DM and Delver

Finding the missing term for the other half

gaming gm rpg

We all know that the person running an RPG game like D&D is called the Dungeon Master (DM) or Game Master (GM). But what are the other people at the table called?

The obvious answer is player. After all, the other people in the game each run a player character (PC), so surely they must be the players? The problem with that logic, though, is that it suggests the DM is not a player. Yet the DM is very much a player. In fact, in many groups the DM is the one who plays the most in every regard: the DM is often the one who goes to their local hobby shop and buys the modules and source books, the DM is the one who reads the novels and the settings and the rules over and over again, the DM plays not one player character but several non-player characters and monsters. It's hard not to call such a person a D&D player.

Most anyone who is a DM self-identifies as a player. When asked what I do for fun, I don't say I manage and coordinate RPG players, I say I play D&D. Does this mean that the DM is a player with, essentially, a special DM badge? That's one way to look at it, and yet terms like non-player character (NPC) suggests that, at least in the view of early D&D, the DM is specifically not a player but, in fact, a non-player.

It seems like a purely semantic exercise, but in recent years there has been such an explosion of D&D in online shows that some players come to the game expecting, in a way, a performance or an experience rather than a game. Yet D&D is meant to be a cooperative game: a collaboration. All players are meant to have a part in the game, and no one player, not even the DM, is intended to "drive" the session.

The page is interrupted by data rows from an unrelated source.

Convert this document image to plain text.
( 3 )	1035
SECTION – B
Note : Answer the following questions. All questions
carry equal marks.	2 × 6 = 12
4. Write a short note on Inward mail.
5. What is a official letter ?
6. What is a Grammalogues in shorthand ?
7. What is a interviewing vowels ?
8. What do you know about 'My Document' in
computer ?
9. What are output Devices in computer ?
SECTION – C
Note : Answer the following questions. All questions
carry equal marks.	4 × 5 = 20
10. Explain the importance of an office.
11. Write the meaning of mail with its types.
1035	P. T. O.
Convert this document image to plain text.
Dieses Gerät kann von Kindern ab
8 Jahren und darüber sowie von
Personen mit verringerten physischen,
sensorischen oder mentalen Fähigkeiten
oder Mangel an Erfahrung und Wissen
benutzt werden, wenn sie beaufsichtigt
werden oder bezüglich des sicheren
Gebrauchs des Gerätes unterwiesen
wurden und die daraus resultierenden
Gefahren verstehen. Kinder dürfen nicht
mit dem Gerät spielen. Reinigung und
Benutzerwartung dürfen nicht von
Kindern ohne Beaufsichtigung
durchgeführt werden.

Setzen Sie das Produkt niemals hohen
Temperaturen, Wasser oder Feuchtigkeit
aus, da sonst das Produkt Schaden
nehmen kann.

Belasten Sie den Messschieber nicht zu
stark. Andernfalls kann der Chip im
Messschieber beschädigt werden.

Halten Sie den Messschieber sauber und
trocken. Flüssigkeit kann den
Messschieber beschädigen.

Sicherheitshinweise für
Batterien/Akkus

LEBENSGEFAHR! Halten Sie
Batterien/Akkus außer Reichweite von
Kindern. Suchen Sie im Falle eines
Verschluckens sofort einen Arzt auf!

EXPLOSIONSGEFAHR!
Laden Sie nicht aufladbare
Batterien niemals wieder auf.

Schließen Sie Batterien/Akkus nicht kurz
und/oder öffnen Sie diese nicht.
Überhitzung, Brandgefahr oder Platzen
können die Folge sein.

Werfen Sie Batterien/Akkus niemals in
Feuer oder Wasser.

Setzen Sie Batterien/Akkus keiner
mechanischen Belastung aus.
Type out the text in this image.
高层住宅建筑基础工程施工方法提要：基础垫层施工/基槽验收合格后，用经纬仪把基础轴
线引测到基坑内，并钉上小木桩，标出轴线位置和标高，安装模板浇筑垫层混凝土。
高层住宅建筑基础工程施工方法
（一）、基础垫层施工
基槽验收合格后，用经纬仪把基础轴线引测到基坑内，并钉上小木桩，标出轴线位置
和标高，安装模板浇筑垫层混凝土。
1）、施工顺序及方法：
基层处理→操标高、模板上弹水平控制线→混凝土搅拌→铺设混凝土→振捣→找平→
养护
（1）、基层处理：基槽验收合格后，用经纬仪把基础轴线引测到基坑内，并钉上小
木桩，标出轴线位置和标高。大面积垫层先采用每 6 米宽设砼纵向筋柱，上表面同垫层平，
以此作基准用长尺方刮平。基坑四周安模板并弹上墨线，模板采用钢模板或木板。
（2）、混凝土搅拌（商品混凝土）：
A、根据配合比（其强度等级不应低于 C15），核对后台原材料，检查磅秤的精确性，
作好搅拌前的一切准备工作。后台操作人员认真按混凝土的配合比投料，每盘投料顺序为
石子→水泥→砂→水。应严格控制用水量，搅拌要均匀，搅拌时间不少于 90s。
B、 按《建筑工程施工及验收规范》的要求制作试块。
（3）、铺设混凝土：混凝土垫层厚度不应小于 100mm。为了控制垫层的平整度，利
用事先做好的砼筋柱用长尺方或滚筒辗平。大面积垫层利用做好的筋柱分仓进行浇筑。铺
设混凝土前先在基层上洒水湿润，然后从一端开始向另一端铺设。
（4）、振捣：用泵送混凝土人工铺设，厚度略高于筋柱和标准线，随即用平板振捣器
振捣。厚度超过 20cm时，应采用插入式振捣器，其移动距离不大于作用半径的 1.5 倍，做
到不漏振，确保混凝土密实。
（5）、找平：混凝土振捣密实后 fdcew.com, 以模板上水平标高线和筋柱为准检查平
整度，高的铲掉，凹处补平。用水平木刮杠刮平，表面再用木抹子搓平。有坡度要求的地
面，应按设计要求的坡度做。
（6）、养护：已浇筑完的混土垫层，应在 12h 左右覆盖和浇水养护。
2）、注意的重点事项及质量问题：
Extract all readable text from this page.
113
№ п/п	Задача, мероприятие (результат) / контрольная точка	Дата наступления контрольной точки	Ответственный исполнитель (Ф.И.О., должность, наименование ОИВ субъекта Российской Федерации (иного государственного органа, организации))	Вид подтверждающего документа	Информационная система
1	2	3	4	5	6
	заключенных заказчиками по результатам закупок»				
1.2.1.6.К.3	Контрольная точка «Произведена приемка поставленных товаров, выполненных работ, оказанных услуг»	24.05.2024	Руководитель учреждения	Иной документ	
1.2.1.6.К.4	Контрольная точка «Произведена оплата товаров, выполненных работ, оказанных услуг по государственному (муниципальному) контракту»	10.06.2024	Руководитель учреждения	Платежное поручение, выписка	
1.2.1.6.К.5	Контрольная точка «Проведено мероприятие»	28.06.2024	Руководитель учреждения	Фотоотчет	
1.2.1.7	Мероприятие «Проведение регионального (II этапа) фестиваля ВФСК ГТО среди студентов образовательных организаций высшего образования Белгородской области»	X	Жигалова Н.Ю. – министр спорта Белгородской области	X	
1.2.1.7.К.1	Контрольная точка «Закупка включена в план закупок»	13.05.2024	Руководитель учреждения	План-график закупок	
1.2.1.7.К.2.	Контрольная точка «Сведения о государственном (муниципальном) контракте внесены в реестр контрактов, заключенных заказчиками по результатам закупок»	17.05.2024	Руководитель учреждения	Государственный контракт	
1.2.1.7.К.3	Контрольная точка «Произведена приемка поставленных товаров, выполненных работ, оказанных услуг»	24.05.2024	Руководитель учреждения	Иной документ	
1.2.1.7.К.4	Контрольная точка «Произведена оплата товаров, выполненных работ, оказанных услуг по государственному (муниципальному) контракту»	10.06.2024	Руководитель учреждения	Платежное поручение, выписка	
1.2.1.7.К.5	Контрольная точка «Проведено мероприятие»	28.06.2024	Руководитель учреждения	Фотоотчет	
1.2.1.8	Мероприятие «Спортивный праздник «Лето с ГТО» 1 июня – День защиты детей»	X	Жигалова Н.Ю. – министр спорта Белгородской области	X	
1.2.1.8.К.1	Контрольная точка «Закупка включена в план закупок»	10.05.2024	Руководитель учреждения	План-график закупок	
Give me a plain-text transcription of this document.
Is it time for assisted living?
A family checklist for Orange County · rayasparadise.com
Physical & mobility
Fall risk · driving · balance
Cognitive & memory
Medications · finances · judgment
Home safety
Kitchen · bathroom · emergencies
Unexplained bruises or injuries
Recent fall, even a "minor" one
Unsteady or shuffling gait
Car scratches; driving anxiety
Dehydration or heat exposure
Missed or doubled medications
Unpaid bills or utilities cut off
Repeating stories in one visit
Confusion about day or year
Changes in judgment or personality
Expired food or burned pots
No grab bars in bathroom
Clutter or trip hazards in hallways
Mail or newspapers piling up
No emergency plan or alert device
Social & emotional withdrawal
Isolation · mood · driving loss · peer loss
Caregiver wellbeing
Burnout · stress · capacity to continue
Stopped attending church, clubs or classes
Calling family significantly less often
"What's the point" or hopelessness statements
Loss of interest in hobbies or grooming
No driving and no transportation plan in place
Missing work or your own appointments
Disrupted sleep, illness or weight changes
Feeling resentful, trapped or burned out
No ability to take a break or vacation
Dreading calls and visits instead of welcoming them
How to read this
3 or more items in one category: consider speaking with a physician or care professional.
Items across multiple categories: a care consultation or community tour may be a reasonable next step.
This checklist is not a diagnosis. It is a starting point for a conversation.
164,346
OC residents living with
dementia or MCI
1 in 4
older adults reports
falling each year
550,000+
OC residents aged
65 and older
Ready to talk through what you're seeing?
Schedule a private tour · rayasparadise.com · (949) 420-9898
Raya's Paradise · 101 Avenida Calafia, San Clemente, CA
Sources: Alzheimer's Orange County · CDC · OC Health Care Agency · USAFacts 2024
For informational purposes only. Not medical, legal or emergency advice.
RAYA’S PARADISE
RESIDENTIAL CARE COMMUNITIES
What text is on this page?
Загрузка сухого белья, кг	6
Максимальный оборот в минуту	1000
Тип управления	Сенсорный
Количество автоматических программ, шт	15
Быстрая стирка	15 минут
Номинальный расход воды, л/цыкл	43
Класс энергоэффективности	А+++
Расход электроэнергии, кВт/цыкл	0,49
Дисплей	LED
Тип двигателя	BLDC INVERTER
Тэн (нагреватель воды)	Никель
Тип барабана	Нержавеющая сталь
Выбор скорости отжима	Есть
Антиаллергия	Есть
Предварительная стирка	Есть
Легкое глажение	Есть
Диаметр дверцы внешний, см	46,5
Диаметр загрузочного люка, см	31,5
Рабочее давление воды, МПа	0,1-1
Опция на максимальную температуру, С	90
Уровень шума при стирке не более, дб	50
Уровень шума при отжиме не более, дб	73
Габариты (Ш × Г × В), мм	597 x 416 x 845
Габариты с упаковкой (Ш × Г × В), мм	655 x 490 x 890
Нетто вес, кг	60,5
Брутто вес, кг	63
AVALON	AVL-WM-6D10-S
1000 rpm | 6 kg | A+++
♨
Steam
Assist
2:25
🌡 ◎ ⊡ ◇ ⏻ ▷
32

Read old modules or listen to sample game play from AD&D (there were a few scripted sessions released back in the 90s, along with introductory D&D sets). There's no sense that the DM is on a pedestal to transport the players to an exciting new fantasy world; players transport themselves, to whatever degree they choose. Immersion is created by the group, not by any one player.

Terminology

If everyone in an RPG game is a player, why don't we distinguish the other players (the ones who don't run NPCs and monsters) with a special term? It's obviously a historic artifact. I find it surprising that nobody ever brought up the conflicting terms to D&D's original authors. If everyone's playing D&D, they are all players, so how can the player playing non-player characters be a non-player?

Then again, maybe it wasn't even a question that people thought to ask. Obviously everyone's a player, but one of the players is the DM, and it's the DM's job to control characters in the game for whom there are no other humans available. It makes sense, in a way.

Personally, I'd have loved an equally special term for players, like delvers. Everyone's a player, but one player is the dungeon master (DM) and the other players are dungeon delvers (DD). I think it works, although obviously it would work a lot better, had it been part of the original D&D tradition.

Such is not the case, and so realistically we have the "DM" and we have "players". And that's fine, because this blog post isn't actually about the terminology, as such, but about the D&D experience, and how it is created by everyone at the table. No single person is responsible for creating an experience. You don't buy tickets to a D&D game the way you do a movie. You don't sit in front of a D&D game mindlessly the way you do television. A D&D game is an interactive and shared experience, and what you bring to the game table feeds into that.

So be a great player, whether you're a dungeon master or a dungeon delver.